“How can we continue to be at once astonished at the world and yet at home in it?
How can this queer cosmic town give us at once the fascination of a strange town
and the comfort and honor of being our own town?” G. K. Chesterton
In the above quote, the Christian apologist G. K. Chesterton (1874-1936) asks a essential question. In the constant activity of becoming accustomed to our circumstances, can we still be amazed at the oddness of our being? The philosopher Martin Heidegger (1889-1976) asked this same question in his major work Being and Time and in later writings as well. The German word he uses is ‘unheimlichkeit’ the state of not feeling at home, of feeling the strangeness even of the familiar. This state of ‘unheimlichkeit’ – ‘not-at-home-ness’ is translated into English as the ‘uncanny,’ that which makes us feel strange.
Today, the word ‘uncanny’ usually refers to otherworldly, paranormal experiences, ghosts and goblins and things that go bump in the night. But Heidegger is using the word ‘uncanny’ not to name eerie experiences but to call our attention to the strangeness of everyday life, which has ceased to be uncanny because we have framed our lives to avoid the strangeness. We want to feel at home.

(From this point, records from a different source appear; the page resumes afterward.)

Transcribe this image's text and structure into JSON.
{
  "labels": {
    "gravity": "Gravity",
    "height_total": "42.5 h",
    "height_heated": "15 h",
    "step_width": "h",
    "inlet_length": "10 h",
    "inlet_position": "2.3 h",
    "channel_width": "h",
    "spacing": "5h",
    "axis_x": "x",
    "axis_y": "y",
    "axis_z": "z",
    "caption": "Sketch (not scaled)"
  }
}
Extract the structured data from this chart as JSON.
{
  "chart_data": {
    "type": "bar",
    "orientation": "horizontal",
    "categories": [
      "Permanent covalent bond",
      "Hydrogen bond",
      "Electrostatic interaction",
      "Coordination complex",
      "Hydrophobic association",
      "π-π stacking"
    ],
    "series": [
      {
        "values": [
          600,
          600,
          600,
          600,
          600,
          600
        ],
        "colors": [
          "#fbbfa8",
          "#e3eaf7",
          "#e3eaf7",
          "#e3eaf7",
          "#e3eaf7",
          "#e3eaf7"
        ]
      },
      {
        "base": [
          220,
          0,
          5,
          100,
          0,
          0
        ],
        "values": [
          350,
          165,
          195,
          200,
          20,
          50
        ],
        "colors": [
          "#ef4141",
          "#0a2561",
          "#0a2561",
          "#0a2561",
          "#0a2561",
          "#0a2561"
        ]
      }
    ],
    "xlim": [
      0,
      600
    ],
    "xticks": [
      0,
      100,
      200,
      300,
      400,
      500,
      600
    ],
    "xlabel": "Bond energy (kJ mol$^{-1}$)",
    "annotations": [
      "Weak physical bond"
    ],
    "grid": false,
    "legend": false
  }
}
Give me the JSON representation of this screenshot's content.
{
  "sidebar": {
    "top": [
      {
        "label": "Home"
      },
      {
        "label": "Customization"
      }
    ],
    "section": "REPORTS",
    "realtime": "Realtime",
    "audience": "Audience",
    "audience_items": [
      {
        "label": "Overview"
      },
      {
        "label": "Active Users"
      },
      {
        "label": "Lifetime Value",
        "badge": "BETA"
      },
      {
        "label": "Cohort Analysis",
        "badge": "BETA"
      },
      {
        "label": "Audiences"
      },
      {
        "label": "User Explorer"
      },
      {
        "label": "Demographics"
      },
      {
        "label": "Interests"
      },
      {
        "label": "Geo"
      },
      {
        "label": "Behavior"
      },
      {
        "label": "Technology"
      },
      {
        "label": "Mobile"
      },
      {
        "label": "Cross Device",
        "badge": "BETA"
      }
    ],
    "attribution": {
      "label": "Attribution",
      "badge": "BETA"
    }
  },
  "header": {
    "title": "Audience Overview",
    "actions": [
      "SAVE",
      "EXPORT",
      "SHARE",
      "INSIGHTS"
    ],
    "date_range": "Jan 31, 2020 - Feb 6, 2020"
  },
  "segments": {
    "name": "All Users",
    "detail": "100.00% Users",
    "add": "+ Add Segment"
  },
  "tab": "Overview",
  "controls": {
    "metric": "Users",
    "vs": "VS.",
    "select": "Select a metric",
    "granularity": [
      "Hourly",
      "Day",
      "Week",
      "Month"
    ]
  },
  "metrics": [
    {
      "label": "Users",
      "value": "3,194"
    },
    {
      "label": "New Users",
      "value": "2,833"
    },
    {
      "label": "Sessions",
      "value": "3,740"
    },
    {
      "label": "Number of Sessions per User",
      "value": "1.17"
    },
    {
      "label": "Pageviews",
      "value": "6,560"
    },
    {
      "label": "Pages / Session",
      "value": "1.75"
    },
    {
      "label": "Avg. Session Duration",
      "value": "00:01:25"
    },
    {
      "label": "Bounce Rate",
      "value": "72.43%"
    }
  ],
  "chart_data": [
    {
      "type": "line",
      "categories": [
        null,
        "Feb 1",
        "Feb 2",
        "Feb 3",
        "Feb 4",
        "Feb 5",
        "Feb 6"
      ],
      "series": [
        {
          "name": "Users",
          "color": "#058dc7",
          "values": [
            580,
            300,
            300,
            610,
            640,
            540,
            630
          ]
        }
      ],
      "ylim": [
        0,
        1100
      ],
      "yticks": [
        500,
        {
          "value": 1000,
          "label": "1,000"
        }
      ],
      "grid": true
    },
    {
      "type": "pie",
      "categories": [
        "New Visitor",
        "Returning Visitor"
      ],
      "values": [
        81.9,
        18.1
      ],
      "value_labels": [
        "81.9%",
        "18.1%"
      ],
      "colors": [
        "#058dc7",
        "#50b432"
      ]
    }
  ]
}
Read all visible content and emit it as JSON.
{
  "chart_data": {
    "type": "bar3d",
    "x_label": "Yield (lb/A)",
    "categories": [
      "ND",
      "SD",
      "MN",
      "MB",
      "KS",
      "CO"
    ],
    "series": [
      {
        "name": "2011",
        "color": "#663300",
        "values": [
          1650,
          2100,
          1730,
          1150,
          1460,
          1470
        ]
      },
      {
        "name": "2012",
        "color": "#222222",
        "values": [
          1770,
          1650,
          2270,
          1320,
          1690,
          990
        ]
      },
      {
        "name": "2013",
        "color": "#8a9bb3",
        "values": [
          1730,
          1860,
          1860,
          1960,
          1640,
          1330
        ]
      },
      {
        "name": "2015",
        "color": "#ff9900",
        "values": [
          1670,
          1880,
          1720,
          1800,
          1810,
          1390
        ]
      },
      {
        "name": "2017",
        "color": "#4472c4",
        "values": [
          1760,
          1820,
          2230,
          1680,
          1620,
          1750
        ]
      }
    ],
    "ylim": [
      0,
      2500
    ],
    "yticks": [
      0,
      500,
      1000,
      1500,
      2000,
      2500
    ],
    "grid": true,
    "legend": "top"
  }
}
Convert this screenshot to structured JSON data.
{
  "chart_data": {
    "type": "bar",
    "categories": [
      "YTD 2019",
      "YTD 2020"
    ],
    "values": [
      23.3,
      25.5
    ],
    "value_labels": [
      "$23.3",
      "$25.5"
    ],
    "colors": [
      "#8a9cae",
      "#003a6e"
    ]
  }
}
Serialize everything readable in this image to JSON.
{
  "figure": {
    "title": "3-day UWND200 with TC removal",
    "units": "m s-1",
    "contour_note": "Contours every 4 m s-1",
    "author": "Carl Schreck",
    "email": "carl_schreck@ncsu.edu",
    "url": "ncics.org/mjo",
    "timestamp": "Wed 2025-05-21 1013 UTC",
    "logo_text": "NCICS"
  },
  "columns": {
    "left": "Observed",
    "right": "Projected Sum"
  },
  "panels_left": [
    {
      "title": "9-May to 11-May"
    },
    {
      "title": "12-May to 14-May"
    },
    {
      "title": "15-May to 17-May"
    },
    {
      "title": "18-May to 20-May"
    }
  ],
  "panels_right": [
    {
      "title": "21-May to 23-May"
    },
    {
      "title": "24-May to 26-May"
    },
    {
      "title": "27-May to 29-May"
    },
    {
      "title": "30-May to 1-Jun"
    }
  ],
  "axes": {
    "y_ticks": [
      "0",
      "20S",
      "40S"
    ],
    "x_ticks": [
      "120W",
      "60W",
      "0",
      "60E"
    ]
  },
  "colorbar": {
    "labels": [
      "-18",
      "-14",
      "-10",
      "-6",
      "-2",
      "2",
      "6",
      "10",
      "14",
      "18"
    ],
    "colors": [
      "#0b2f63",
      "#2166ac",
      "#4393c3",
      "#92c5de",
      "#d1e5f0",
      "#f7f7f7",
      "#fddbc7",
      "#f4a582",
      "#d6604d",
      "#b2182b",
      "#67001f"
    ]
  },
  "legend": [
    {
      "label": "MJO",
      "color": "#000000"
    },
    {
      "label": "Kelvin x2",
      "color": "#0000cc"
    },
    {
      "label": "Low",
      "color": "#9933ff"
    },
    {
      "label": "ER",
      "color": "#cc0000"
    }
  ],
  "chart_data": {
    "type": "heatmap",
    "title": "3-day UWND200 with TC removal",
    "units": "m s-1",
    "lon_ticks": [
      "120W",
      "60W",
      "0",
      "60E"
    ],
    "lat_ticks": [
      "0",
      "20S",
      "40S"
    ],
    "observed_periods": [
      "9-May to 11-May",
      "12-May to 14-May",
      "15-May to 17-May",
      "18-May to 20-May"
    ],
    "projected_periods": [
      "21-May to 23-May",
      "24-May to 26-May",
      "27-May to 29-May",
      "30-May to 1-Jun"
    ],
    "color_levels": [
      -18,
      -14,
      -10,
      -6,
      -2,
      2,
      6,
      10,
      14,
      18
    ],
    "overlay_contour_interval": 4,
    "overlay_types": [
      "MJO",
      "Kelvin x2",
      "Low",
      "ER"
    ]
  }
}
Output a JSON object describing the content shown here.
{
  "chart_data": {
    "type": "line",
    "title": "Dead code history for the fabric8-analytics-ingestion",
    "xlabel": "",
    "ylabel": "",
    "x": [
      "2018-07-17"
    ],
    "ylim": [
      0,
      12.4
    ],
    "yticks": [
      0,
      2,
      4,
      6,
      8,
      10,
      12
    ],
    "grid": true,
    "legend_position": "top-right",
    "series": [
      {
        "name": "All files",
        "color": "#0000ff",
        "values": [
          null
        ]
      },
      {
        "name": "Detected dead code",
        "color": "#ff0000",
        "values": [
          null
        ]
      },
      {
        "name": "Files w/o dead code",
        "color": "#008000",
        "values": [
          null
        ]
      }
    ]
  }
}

One of the necessary projects we humans take on is attempting to keep uncanniness at bay. We do not like to experience this abnormal (ab = away from normal) ‘not-at-home-ness.’ We construct normative structures (families, religions, cultures, etc.) around us so that we might live comfortably surrounded by the ordinary familiar. We become acclimated and grow accustomed to the way things are. They become our normal and needed zone comfort. As we mature, fewer and fewer of our experiences bring us to the feeling of uncanniness, strangeness. When they do, we see this uncanniness as a problem to be fixed so that we can repossess our refuge of comfort.
The uncanniness Heidegger is describing is not pathological, not a disease. It does not mean something is wrong with us. We do not need to be cured of this uncanniness. This uncanniness is existential. It pushes us against the borders of our existence where we are exposed to the plain fact of just being. This uncanniness is the place where our defenses grow thin to the point where sheer being becomes palpable. In heart and mind, we wake to the throb of Being itself. At this distant point from the middle of things where we mostly live, we can feel deep in our robust fragility the absurd fact that we BE!
There are certain events and activities that put us in touch with being. Zen, yoga, and other meditative practices can open the gate to the garden of strangeness which leads us to the experience of Being. Music, dance, and poetry can be keys in the latch of the doorway opening to the house of Being. Personal illness or the death of loved ones can be the earthquake that shakes our familiar world. In these ways we know that what we have taken for granted have not been granted at all.
We live like the inhabitants of the Netherlands, building our personal and collective barriers to the surrounding sea of mystery. We erect dikes and dig canals to distance ourselves from the overwhelming tide. We get used to our walled life. Our constructs insure a layer of necessary and preferred ordinariness. But every once in a while, a leak occurs in the seawall, or we climb to the top and look out at the deep, and are filled with fearful amazement at the immense and terrifying wonder that surrounds our lives and makes our lives possible.
The poet Mary Oliver has written – “Instructions for Living a Life”:
Pay Attention
Be astonished.
Tell about it.
Poetic language is designed to do just that:
encourage us to pay attention,
to make room for astonishment, and
to articulate that strange wonder to others.